Understanding what a soil can and cannot release to the plant is of major importance when going for yields that often double the county averages. This step may seem simple, but gleaning useful data is something often missed.

An understanding of what nutrients are most important at each stage of the crop's life is also important. More is not always better. A plant can only take up so much at one time. If we overload with a nutrient, it may inhibit another nutrient the plant needs at that stage, and yields will suffer.

The tissue test database isn't calibrated to yield all that well -- it's not even close to calibrated to the yields many high-end producers are wanting to raise. Nutrient demand is not the only limiting factor, and I like to focus on energy or the lack of it. A lot of the nutrients we apply are there to help promote efficient energy use, and that is the ultimate goal.

Q: What are some mistakes growers make in high-yield quests?

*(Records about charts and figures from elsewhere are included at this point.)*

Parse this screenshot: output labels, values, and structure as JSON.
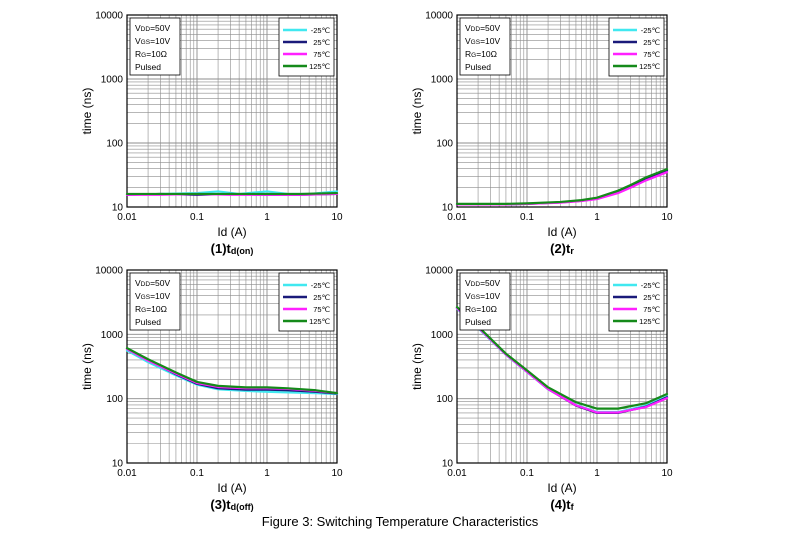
{
  "figure_caption": "Figure 3: Switching Temperature Characteristics",
  "colors": {
    "-25C": "#40e8f0",
    "25C": "#1a1a7a",
    "75C": "#ff20ff",
    "125C": "#158a1a",
    "grid": "#8c8c8c"
  },
  "chart_data": [
    {
      "type": "line",
      "id": "td_on",
      "caption_main": "(1)t",
      "caption_sub": "d(on)",
      "xlabel": "Id (A)",
      "ylabel": "time (ns)",
      "xscale": "log",
      "yscale": "log",
      "xlim": [
        0.01,
        10
      ],
      "ylim": [
        10,
        10000
      ],
      "xticks": [
        "0.01",
        "0.1",
        "1",
        "10"
      ],
      "yticks": [
        "10",
        "100",
        "1000",
        "10000"
      ],
      "grid": true,
      "conditions": [
        {
          "main": "V",
          "sub": "DD",
          "rest": "=50V"
        },
        {
          "main": "V",
          "sub": "GS",
          "rest": "=10V"
        },
        {
          "main": "R",
          "sub": "G",
          "rest": "=10Ω"
        },
        {
          "main": "Pulsed",
          "sub": "",
          "rest": ""
        }
      ],
      "legend": {
        "position": "top-right",
        "entries": [
          "-25℃",
          "25℃",
          "75℃",
          "125℃"
        ]
      },
      "series": [
        {
          "name": "-25℃",
          "color": "#40e8f0",
          "x": [
            0.01,
            0.03,
            0.1,
            0.2,
            0.4,
            1,
            2,
            4,
            10
          ],
          "y": [
            15.5,
            16,
            16.5,
            17.5,
            16,
            17.5,
            16,
            16,
            17.5
          ]
        },
        {
          "name": "25℃",
          "color": "#1a1a7a",
          "x": [
            0.01,
            0.03,
            0.1,
            0.3,
            1,
            3,
            10
          ],
          "y": [
            15.5,
            16,
            15.5,
            16,
            15.5,
            15.5,
            16
          ]
        },
        {
          "name": "75℃",
          "color": "#ff20ff",
          "x": [
            0.01,
            0.03,
            0.1,
            0.3,
            1,
            3,
            10
          ],
          "y": [
            15.5,
            15.5,
            16,
            15.5,
            15.5,
            15.5,
            16
          ]
        },
        {
          "name": "125℃",
          "color": "#158a1a",
          "x": [
            0.01,
            0.03,
            0.1,
            0.3,
            1,
            3,
            10
          ],
          "y": [
            16,
            16,
            16,
            16,
            16,
            16,
            16.5
          ]
        }
      ]
    },
    {
      "type": "line",
      "id": "tr",
      "caption_main": "(2)t",
      "caption_sub": "r",
      "xlabel": "Id (A)",
      "ylabel": "time (ns)",
      "xscale": "log",
      "yscale": "log",
      "xlim": [
        0.01,
        10
      ],
      "ylim": [
        10,
        10000
      ],
      "xticks": [
        "0.01",
        "0.1",
        "1",
        "10"
      ],
      "yticks": [
        "10",
        "100",
        "1000",
        "10000"
      ],
      "grid": true,
      "conditions": [
        {
          "main": "V",
          "sub": "DD",
          "rest": "=50V"
        },
        {
          "main": "V",
          "sub": "GS",
          "rest": "=10V"
        },
        {
          "main": "R",
          "sub": "G",
          "rest": "=10Ω"
        },
        {
          "main": "Pulsed",
          "sub": "",
          "rest": ""
        }
      ],
      "legend": {
        "position": "top-right",
        "entries": [
          "-25℃",
          "25℃",
          "75℃",
          "125℃"
        ]
      },
      "series": [
        {
          "name": "-25℃",
          "color": "#40e8f0",
          "x": [
            0.01,
            0.05,
            0.1,
            0.3,
            0.6,
            1,
            2,
            3,
            5,
            10
          ],
          "y": [
            11,
            11,
            11.3,
            11.8,
            12.5,
            13.5,
            17,
            21,
            27,
            36
          ]
        },
        {
          "name": "25℃",
          "color": "#1a1a7a",
          "x": [
            0.01,
            0.05,
            0.1,
            0.3,
            0.6,
            1,
            2,
            3,
            5,
            10
          ],
          "y": [
            11,
            11,
            11.2,
            11.8,
            12.5,
            13.5,
            17,
            21,
            28,
            37
          ]
        },
        {
          "name": "75℃",
          "color": "#ff20ff",
          "x": [
            0.01,
            0.05,
            0.1,
            0.3,
            0.6,
            1,
            2,
            3,
            5,
            10
          ],
          "y": [
            11,
            11,
            11.2,
            11.7,
            12.4,
            13.3,
            16.5,
            20,
            26,
            35
          ]
        },
        {
          "name": "125℃",
          "color": "#158a1a",
          "x": [
            0.01,
            0.05,
            0.1,
            0.3,
            0.6,
            1,
            2,
            3,
            5,
            10
          ],
          "y": [
            11.2,
            11.2,
            11.4,
            12,
            12.8,
            14,
            18,
            22,
            29,
            39
          ]
        }
      ]
    },
    {
      "type": "line",
      "id": "td_off",
      "caption_main": "(3)t",
      "caption_sub": "d(off)",
      "xlabel": "Id (A)",
      "ylabel": "time (ns)",
      "xscale": "log",
      "yscale": "log",
      "xlim": [
        0.01,
        10
      ],
      "ylim": [
        10,
        10000
      ],
      "xticks": [
        "0.01",
        "0.1",
        "1",
        "10"
      ],
      "yticks": [
        "10",
        "100",
        "1000",
        "10000"
      ],
      "grid": true,
      "conditions": [
        {
          "main": "V",
          "sub": "DD",
          "rest": "=50V"
        },
        {
          "main": "V",
          "sub": "GS",
          "rest": "=10V"
        },
        {
          "main": "R",
          "sub": "G",
          "rest": "=10Ω"
        },
        {
          "main": "Pulsed",
          "sub": "",
          "rest": ""
        }
      ],
      "legend": {
        "position": "top-right",
        "entries": [
          "-25℃",
          "25℃",
          "75℃",
          "125℃"
        ]
      },
      "series": [
        {
          "name": "-25℃",
          "color": "#40e8f0",
          "x": [
            0.01,
            0.02,
            0.05,
            0.1,
            0.2,
            0.5,
            1,
            2,
            5,
            10
          ],
          "y": [
            560,
            370,
            230,
            165,
            140,
            132,
            128,
            125,
            122,
            118
          ]
        },
        {
          "name": "25℃",
          "color": "#1a1a7a",
          "x": [
            0.01,
            0.02,
            0.05,
            0.1,
            0.2,
            0.5,
            1,
            2,
            5,
            10
          ],
          "y": [
            600,
            400,
            240,
            170,
            145,
            138,
            138,
            135,
            128,
            120
          ]
        },
        {
          "name": "75℃",
          "color": "#ff20ff",
          "x": [
            0.01,
            0.02,
            0.05,
            0.1,
            0.2,
            0.5,
            1,
            2,
            5,
            10
          ],
          "y": [
            590,
            390,
            245,
            175,
            152,
            145,
            145,
            142,
            132,
            122
          ]
        },
        {
          "name": "125℃",
          "color": "#158a1a",
          "x": [
            0.01,
            0.02,
            0.05,
            0.1,
            0.2,
            0.5,
            1,
            2,
            5,
            10
          ],
          "y": [
            610,
            410,
            255,
            182,
            158,
            150,
            150,
            145,
            135,
            122
          ]
        }
      ]
    },
    {
      "type": "line",
      "id": "tf",
      "caption_main": "(4)t",
      "caption_sub": "f",
      "xlabel": "Id (A)",
      "ylabel": "time (ns)",
      "xscale": "log",
      "yscale": "log",
      "xlim": [
        0.01,
        10
      ],
      "ylim": [
        10,
        10000
      ],
      "xticks": [
        "0.01",
        "0.1",
        "1",
        "10"
      ],
      "yticks": [
        "10",
        "100",
        "1000",
        "10000"
      ],
      "grid": true,
      "conditions": [
        {
          "main": "V",
          "sub": "DD",
          "rest": "=50V"
        },
        {
          "main": "V",
          "sub": "GS",
          "rest": "=10V"
        },
        {
          "main": "R",
          "sub": "G",
          "rest": "=10Ω"
        },
        {
          "main": "Pulsed",
          "sub": "",
          "rest": ""
        }
      ],
      "legend": {
        "position": "top-right",
        "entries": [
          "-25℃",
          "25℃",
          "75℃",
          "125℃"
        ]
      },
      "series": [
        {
          "name": "-25℃",
          "color": "#40e8f0",
          "x": [
            0.01,
            0.02,
            0.05,
            0.1,
            0.2,
            0.5,
            1,
            2,
            5,
            10
          ],
          "y": [
            2500,
            1250,
            480,
            260,
            140,
            80,
            62,
            62,
            78,
            108
          ]
        },
        {
          "name": "25℃",
          "color": "#1a1a7a",
          "x": [
            0.01,
            0.02,
            0.05,
            0.1,
            0.2,
            0.5,
            1,
            2,
            5,
            10
          ],
          "y": [
            2600,
            1300,
            490,
            265,
            142,
            78,
            60,
            60,
            75,
            105
          ]
        },
        {
          "name": "75℃",
          "color": "#ff20ff",
          "x": [
            0.01,
            0.02,
            0.05,
            0.1,
            0.2,
            0.5,
            1,
            2,
            5,
            10
          ],
          "y": [
            2550,
            1280,
            485,
            262,
            141,
            79,
            61,
            61,
            74,
            102
          ]
        },
        {
          "name": "125℃",
          "color": "#158a1a",
          "x": [
            0.01,
            0.02,
            0.05,
            0.1,
            0.2,
            0.5,
            1,
            2,
            5,
            10
          ],
          "y": [
            2650,
            1330,
            500,
            275,
            150,
            88,
            70,
            70,
            85,
            118
          ]
        }
      ]
    }
  ]
}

A: Implementing big changes on a large scale. For example, a grower may fall in love with what a neighbor is doing -- adding biology, hormones and every other kind of input. This approach fails most of the time, because every field, every scenario, every weather pattern takes us a different direction. If those changes are made on a large scale the first year, and there's no response, most growers quit and say soybean yields are dumb luck, or without perfect rains it can't be done.

Instead, if Practice A helped, let's add Practice B to Practice A next year. The plant tells us what we need, and every year, this needs to be adjusted.

Lower population rates are examples of something gaining a lot of attraction and deservingly so, but not every climate, every soil or every genetic package allows us to capitalize on the practice.

Walk plots and find someone you can trust within your seed-buying experiences to help you sort through the information.